鉄道郵便が廃止になったのは、昭和61(1986)年。今のJRになる前ですから、国鉄時代のお話です。では、始まったのは、いつでしょう?
実は、明治5(1872)年の鉄道の開業と同時に始まったのだそうです。つまり、114年もの歴史を経ていたんですね。びっくり。

この鉄道郵便車。
ただ郵便物を輸送するだけではなく、移動中に車内で、仕分け作業や消印の押印作業も行われていました。まさに移動する郵便局だったのですね。ここで押される消印には、走行する区間が書かれていたり、列車の方向が書かれていたりするため、今でもその「鉄郵印」については、コレクタや愛好家が多いのだそうです。
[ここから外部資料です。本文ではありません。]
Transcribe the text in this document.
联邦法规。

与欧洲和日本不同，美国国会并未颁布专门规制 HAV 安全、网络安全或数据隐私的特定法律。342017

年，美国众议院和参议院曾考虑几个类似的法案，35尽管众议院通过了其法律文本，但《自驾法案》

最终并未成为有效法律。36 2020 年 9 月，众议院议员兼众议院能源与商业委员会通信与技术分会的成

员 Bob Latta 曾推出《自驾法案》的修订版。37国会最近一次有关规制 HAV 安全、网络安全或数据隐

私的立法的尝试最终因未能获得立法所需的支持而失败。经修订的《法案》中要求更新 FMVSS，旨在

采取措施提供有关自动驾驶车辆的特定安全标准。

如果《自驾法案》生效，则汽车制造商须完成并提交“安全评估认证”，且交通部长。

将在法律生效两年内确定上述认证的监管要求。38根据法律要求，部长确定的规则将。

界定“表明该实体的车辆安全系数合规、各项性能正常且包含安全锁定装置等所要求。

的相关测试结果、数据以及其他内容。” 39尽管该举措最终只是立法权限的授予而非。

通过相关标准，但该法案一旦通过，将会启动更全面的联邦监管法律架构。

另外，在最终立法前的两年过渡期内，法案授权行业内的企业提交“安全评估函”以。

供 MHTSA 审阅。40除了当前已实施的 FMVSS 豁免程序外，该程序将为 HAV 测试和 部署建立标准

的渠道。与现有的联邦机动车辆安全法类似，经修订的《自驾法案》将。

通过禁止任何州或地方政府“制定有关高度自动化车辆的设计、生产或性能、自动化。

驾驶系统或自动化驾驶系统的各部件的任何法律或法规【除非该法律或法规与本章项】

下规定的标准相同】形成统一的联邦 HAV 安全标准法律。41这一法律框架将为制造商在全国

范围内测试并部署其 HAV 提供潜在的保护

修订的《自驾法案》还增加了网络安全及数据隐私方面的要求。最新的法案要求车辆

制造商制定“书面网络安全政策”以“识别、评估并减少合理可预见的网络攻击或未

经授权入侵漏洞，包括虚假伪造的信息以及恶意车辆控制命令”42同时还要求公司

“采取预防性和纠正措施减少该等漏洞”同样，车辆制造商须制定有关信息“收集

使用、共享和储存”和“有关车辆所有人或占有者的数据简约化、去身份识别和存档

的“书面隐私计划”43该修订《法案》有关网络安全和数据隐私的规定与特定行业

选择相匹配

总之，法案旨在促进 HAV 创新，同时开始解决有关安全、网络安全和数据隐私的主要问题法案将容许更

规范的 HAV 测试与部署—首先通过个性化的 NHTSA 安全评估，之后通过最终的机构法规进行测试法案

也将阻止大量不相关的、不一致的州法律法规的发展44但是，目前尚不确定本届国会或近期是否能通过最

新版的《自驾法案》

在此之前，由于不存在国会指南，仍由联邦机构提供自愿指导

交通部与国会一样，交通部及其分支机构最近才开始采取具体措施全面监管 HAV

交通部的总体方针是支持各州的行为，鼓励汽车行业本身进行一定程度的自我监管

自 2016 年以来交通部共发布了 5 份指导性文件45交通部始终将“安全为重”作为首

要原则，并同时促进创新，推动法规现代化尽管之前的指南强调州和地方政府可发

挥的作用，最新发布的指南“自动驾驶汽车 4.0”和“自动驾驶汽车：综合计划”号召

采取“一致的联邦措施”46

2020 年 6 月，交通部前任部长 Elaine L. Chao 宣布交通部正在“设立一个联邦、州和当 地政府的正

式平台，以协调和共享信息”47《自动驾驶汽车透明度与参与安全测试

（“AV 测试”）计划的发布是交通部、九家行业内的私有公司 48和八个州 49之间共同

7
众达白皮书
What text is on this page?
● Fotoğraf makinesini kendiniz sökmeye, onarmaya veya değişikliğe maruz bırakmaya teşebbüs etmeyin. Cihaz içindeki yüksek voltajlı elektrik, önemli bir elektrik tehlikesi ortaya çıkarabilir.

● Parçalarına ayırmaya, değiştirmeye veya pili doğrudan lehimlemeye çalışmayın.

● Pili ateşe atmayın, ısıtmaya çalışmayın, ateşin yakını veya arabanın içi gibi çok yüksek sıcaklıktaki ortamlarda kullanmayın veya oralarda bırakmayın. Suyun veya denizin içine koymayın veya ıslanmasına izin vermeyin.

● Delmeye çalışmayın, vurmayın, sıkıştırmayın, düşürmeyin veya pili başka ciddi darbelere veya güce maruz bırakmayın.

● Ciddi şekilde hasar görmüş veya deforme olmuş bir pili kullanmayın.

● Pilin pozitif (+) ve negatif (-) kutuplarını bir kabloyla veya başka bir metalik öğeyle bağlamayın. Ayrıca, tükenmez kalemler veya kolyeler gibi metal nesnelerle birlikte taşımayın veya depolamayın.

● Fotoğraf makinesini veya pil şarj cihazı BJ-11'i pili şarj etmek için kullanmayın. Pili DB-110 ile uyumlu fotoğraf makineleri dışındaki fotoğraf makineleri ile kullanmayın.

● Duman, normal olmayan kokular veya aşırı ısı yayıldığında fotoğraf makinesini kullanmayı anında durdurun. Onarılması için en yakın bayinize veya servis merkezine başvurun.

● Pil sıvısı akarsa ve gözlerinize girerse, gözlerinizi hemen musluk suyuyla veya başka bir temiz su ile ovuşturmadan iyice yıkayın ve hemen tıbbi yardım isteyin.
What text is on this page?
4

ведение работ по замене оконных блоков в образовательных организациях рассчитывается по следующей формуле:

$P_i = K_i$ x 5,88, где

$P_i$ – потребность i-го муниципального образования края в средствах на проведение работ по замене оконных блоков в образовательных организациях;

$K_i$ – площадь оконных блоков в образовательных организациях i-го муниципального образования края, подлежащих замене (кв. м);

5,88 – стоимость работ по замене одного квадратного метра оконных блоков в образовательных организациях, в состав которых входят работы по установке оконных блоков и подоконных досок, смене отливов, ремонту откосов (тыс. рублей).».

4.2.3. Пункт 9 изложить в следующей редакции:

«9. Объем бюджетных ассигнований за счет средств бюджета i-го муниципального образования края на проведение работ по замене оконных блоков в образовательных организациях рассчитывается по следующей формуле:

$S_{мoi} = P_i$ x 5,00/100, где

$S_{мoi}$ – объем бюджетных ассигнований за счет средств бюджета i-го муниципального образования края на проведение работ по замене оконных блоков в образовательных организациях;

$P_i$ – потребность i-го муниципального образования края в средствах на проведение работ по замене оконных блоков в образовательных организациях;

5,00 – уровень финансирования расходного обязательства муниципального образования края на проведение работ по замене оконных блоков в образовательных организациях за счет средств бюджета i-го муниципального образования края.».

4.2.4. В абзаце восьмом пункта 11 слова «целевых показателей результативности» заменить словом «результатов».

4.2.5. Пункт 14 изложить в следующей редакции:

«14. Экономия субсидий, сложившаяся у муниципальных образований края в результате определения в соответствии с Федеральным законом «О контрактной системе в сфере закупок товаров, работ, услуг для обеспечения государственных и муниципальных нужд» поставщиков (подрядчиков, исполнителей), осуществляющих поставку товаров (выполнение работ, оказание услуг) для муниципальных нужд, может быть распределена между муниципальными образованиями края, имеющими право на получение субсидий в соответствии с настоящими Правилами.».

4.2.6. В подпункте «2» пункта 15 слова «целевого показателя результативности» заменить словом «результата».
窓を開けて大事な郵便物が飛ばされてしまったら大変、ということから、窓は最小限しかなく、真夏にはそれはもうたいへんな思いをして作業をしたのだそうで。想像しただけでも暑そうです。

さて、その鉄道郵便車。
事業そのものが廃止になってしまえばお役御免。特殊な形状をしていることから、別の何かに転用することも難しく、ほとんどが解体されてしまいました。
現在、日本国内で完全な形で残されているのは、東京都国立市の中央郵政研修所の1両と、石川県の能登中島駅にある1両だけだそうです。
この夏、能登中島駅にある郵便車が一般公開されました。中を見せてもらえるだけではなく、実際の郵便局員の方が仕分け作業を実演してくださったり、その作業をやらせてもらえたり(!)
詳しい説明などもしていただき、その過酷な作業内容にクラクラしたり。たくさんの「へ〜」がありました。
そうそう、中でしか押せないスタンプもあったりしますよ。
およそ半年に一度ぐらいのペースで、一般公開をされるそうです。詳しくは、ふるさと鉄道保存協会さんへ。